Licenses and Permits
Licenses and Permits requirement may vary in each state and depending on the nature of your business. These licenses and permits ensure that companies within specific industries are abiding by its rules and regulations. If you need assistance in obtaining the licenses and permits required for your LLC, you may check out BetterLegal's Permit and License Search service.
DBAs and Fictitious Names
A DBA (Doing Business As) or a Fictitious Name is an alternative name or nickname under which a business can operate. This allows a business to conduct business under a name other than its legal name. For example, an LLC named "ABC Tile LLC" might file for a DBA and conduct business under the name "North Carolina Tile".

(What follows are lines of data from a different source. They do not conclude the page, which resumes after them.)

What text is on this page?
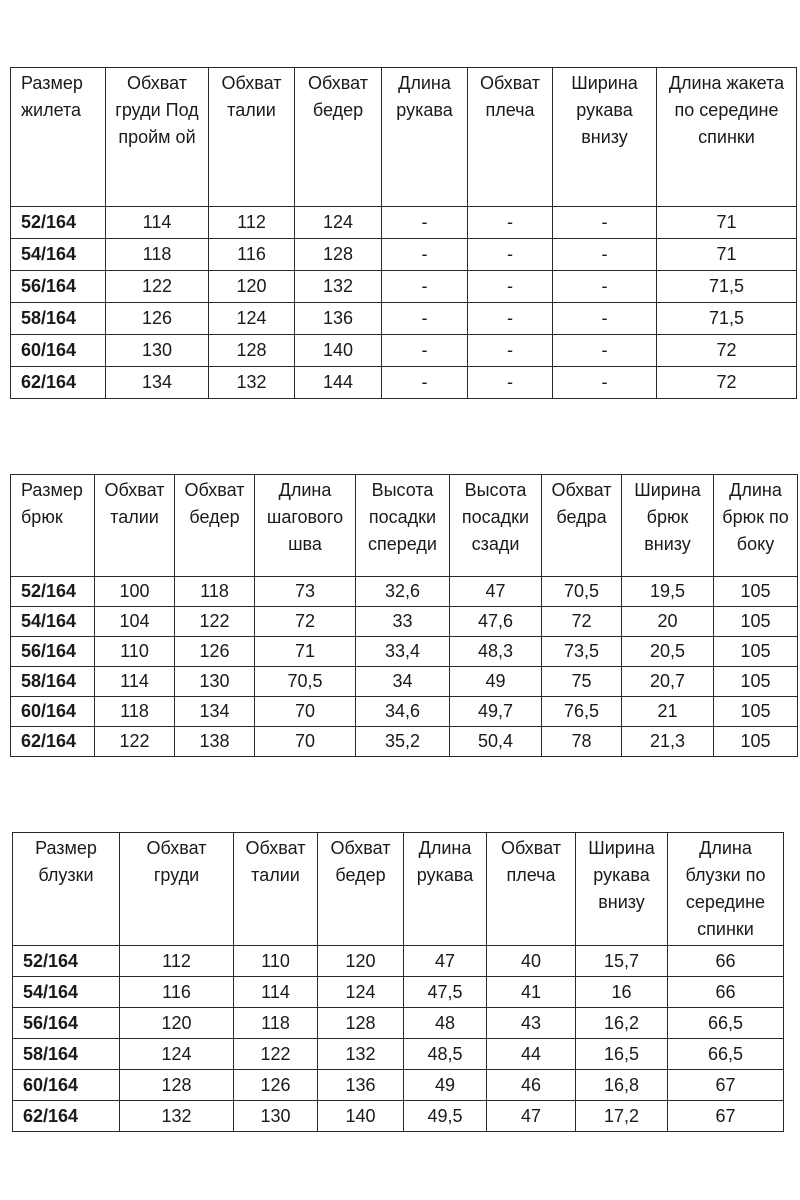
Размер жилета	Обхват груди Под пройм ой	Обхват талии	Обхват бедер	Длина рукава	Обхват плеча	Ширина рукава внизу	Длина жакета по середине спинки
52/164	114	112	124	-	-	-	71
54/164	118	116	128	-	-	-	71
56/164	122	120	132	-	-	-	71,5
58/164	126	124	136	-	-	-	71,5
60/164	130	128	140	-	-	-	72
62/164	134	132	144	-	-	-	72
Размер брюк	Обхват талии	Обхват бедер	Длина шагового шва	Высота посадки спереди	Высота посадки сзади	Обхват бедра	Ширина брюк внизу	Длина брюк по боку
52/164	100	118	73	32,6	47	70,5	19,5	105
54/164	104	122	72	33	47,6	72	20	105
56/164	110	126	71	33,4	48,3	73,5	20,5	105
58/164	114	130	70,5	34	49	75	20,7	105
60/164	118	134	70	34,6	49,7	76,5	21	105
62/164	122	138	70	35,2	50,4	78	21,3	105
Размер блузки	Обхват груди	Обхват талии	Обхват бедер	Длина рукава	Обхват плеча	Ширина рукава внизу	Длина блузки по середине спинки
52/164	112	110	120	47	40	15,7	66
54/164	116	114	124	47,5	41	16	66
56/164	120	118	128	48	43	16,2	66,5
58/164	124	122	132	48,5	44	16,5	66,5
60/164	128	126	136	49	46	16,8	67
62/164	132	130	140	49,5	47	17,2	67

A DBA or Fictitious name is not a separate legal entity, it is a name that the business can use for its transactions and it does not change the legal structure or the ownership of the business.
If you need help in registering a DBA for your LLC, reach out to us via chat or call to confirm if we can assist with your filing.
The type of taxes that each state requires vary. Meanwhile, all LLCs are subject to Federal Taxes due to the IRS and are reported through the LLC’s EIN. For the filing of your taxes, it is best to consult your accountant.